I'd be very careful about getting involved in flipping things, or even trying to develop product, especially if you're dependent upon takeout buyers with financing because that financing could not be around for a little while. The flip side of that is you may be able to pick up some failed projects for pennies on the dollar, assuming that you have the cash, and you said unlimited money. So you can probably pick up some things that are going to be seriously distressed that can be finished with cheap labor and cheap goods. And then later on, when things come back around, you're going to be in a good position. So part of it is going to depend on your time horizon, what you're trying to accomplish, and I think most of all, who you're connected to, because you're not going to do this on your own, real estate investing is a team sport.
I will take a great team in a lesser market, even in a niche that isn't quite as good. I wouldn't go into catching a falling knife, I don't care how good your team is. When Detroit was sinking fast, almost nobody is going to figure out how to make money in that market until some of the core issues get resolved. But setting something like that aside, and I'm not slamming Detroit because I know that they've been working hard to come back. My point is, pay a lot of attention to your team. And let them help you decide where the best opportunities are, especially on the property management side, because those are people whose interests are going to be aligned with yours. They make money based on the production of income, the cash flow, the properties being occupied, and well maintained.

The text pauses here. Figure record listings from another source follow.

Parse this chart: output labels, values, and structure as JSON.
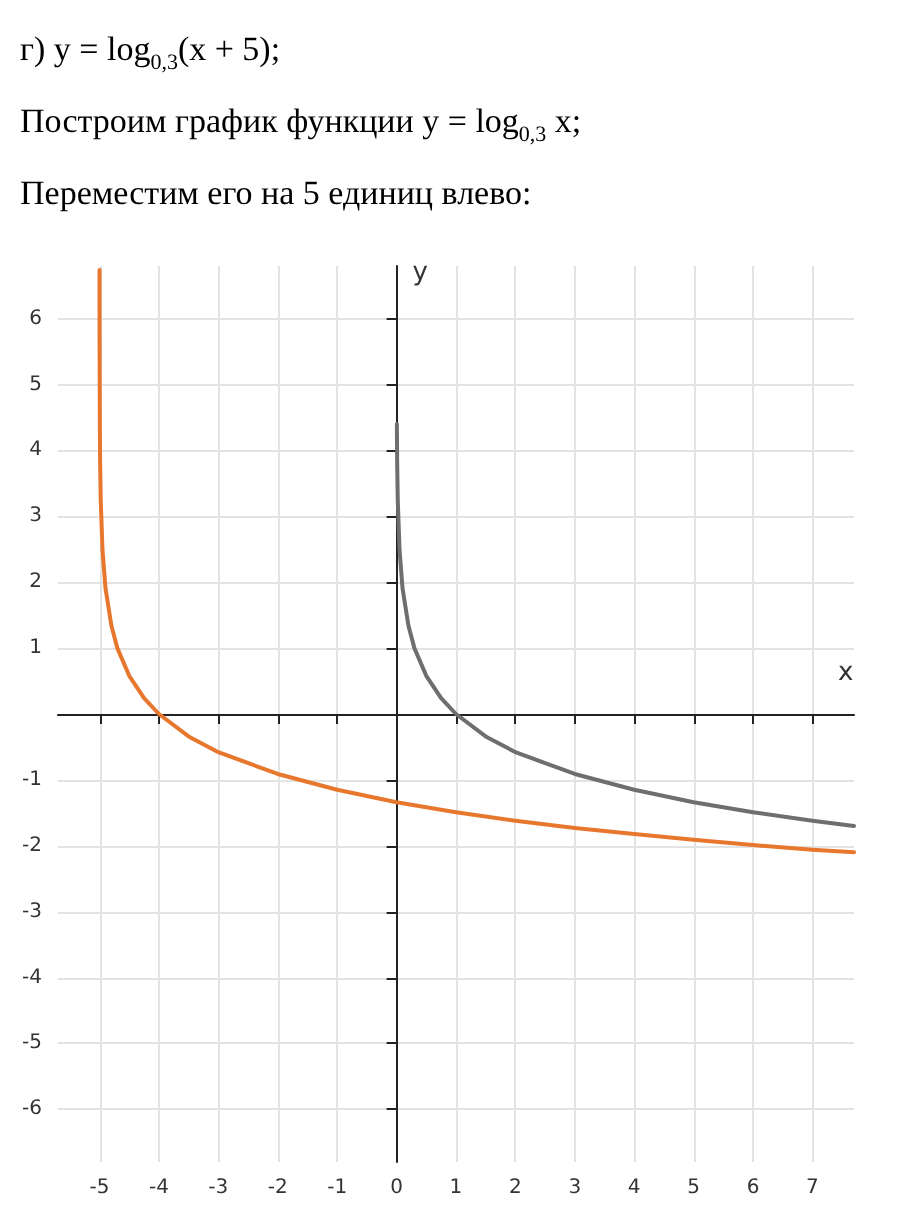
{
  "chart_data": {
    "type": "line",
    "title": "г) y = log$_{0,3}$(x + 5);",
    "subtitle": "Построим график функции y = log$_{0,3}$ x;",
    "annotations": [
      "Переместим его на 5 единиц влево:"
    ],
    "xlabel": "x",
    "ylabel": "y",
    "xlim": [
      -5.7,
      7.7
    ],
    "ylim": [
      -6.8,
      6.8
    ],
    "xticks": [
      -5,
      -4,
      -3,
      -2,
      -1,
      0,
      1,
      2,
      3,
      4,
      5,
      6,
      7
    ],
    "yticks": [
      -6,
      -5,
      -4,
      -3,
      -2,
      -1,
      1,
      2,
      3,
      4,
      5,
      6
    ],
    "grid": true,
    "marker": "none",
    "line_style": "solid",
    "series": [
      {
        "color": "#6e6e6e",
        "x": [
          0.005,
          0.01,
          0.02,
          0.05,
          0.1,
          0.2,
          0.3,
          0.5,
          0.75,
          1,
          1.5,
          2,
          3,
          4,
          5,
          6,
          7,
          7.7
        ],
        "values": [
          4.4,
          3.82,
          3.25,
          2.49,
          1.91,
          1.34,
          1.0,
          0.58,
          0.24,
          0,
          -0.34,
          -0.58,
          -0.91,
          -1.15,
          -1.34,
          -1.49,
          -1.62,
          -1.7
        ]
      },
      {
        "color": "#e8772e",
        "x": [
          -4.9997,
          -4.999,
          -4.995,
          -4.99,
          -4.98,
          -4.95,
          -4.9,
          -4.8,
          -4.7,
          -4.5,
          -4.25,
          -4,
          -3.5,
          -3,
          -2,
          -1,
          0,
          1,
          2,
          3,
          4,
          5,
          6,
          7,
          7.7
        ],
        "values": [
          6.74,
          5.74,
          4.4,
          3.82,
          3.25,
          2.49,
          1.91,
          1.34,
          1.0,
          0.58,
          0.24,
          0,
          -0.34,
          -0.58,
          -0.91,
          -1.15,
          -1.34,
          -1.49,
          -1.62,
          -1.73,
          -1.82,
          -1.91,
          -1.99,
          -2.06,
          -2.1
        ]
      }
    ]
  }
}
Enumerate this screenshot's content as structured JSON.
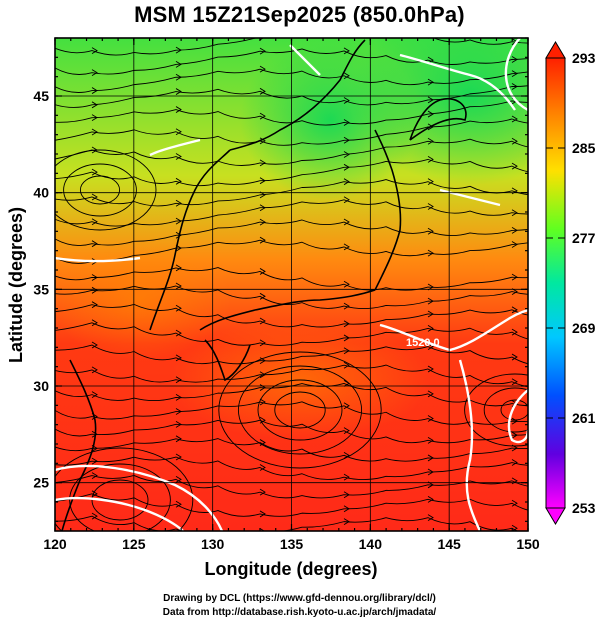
{
  "title": "MSM 15Z21Sep2025 (850.0hPa)",
  "axes": {
    "xlabel": "Longitude (degrees)",
    "ylabel": "Latitude  (degrees)",
    "xlim": [
      120,
      150
    ],
    "ylim": [
      22.5,
      48
    ],
    "xticks": [
      "120",
      "125",
      "130",
      "135",
      "140",
      "145",
      "150"
    ],
    "yticks": [
      "25",
      "30",
      "35",
      "40",
      "45"
    ]
  },
  "colorbar": {
    "labels": [
      "293",
      "285",
      "277",
      "269",
      "261",
      "253"
    ],
    "range": [
      253,
      293
    ],
    "colors": [
      "#ff00ff",
      "#0030ff",
      "#00d8ff",
      "#00ff40",
      "#ffff00",
      "#ff0000"
    ]
  },
  "contour_label": "1520.0",
  "credit": {
    "line1": "Drawing by DCL (https://www.gfd-dennou.org/library/dcl/)",
    "line2": "Data from http://database.rish.kyoto-u.ac.jp/arch/jmadata/"
  }
}
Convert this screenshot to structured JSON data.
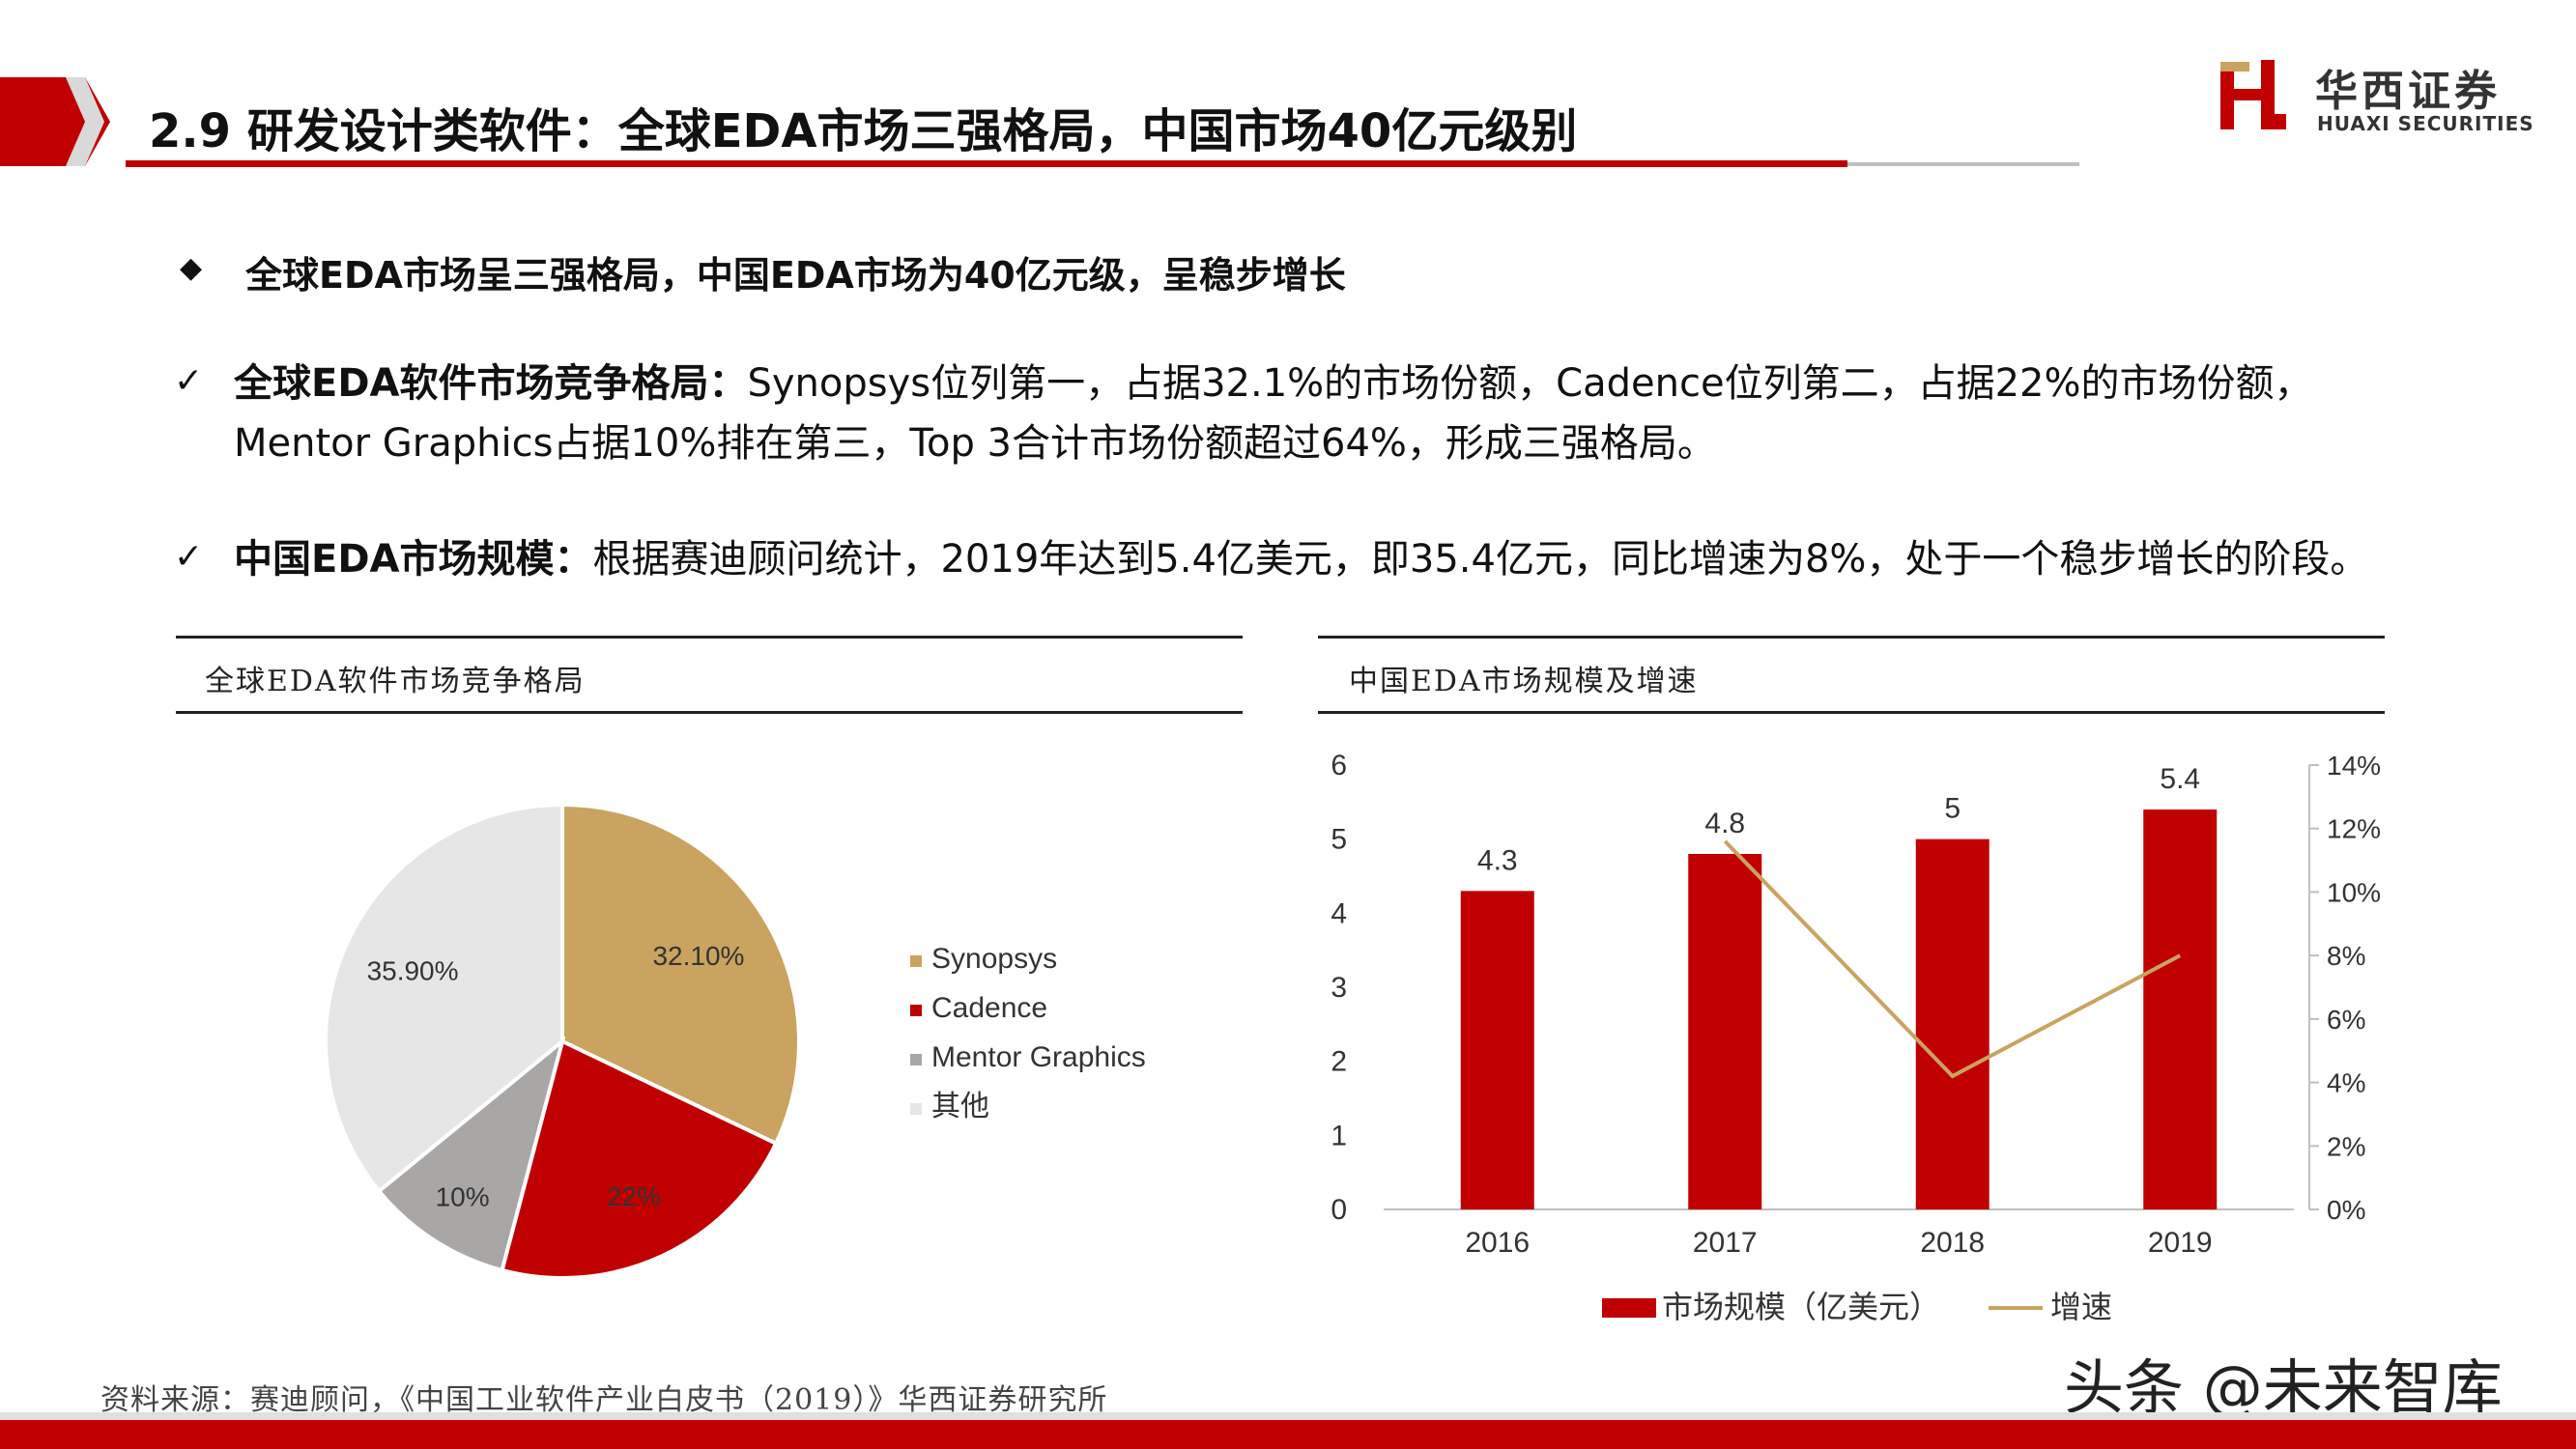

I love brokers, but brokers and developers are interested in getting the sale now. And sometimes they are less concerned with what it looks like for you a year or two, or five years down the road. Whereas if you're working with your property management team, or you've gotten yourself positioned with the developers or real estate agents, where they value you as a long term client because you bring something to the party besides just the transaction at hand. Or you're indexed, or tied to somebody who's bringing some of that kind of clout, that long term relationship clout. I think all things being equal, I prefer to be focused on my property management team, making sure that I have a great property manager on whatever project, or construction manager if I'm doing development, and a sales team, but ultimately, I think income is what you're going to want to focus on in what's coming.
Is there anything else that you think is important for our audience to know?
I think I've said what I need to say, I'm not hard to find, www.realestateguysradio.com listen to the Real Estate Guys Radio Show and you could listen to us blabber on for an hour once a week, and we have a big library as you well know. I love the fact that you're doing this stuff. I think that it sharpens you as an investor, it gives you a chance to get into a lot of great conversations. And it adds a lot of value to the world. And the more perspectives that listeners can have, and the more things they can hear, and the more ideas you can get exposed to, it just makes everybody a lot smarter. I'm a big believer in tribal knowledge. So congratulations and keep up the good work.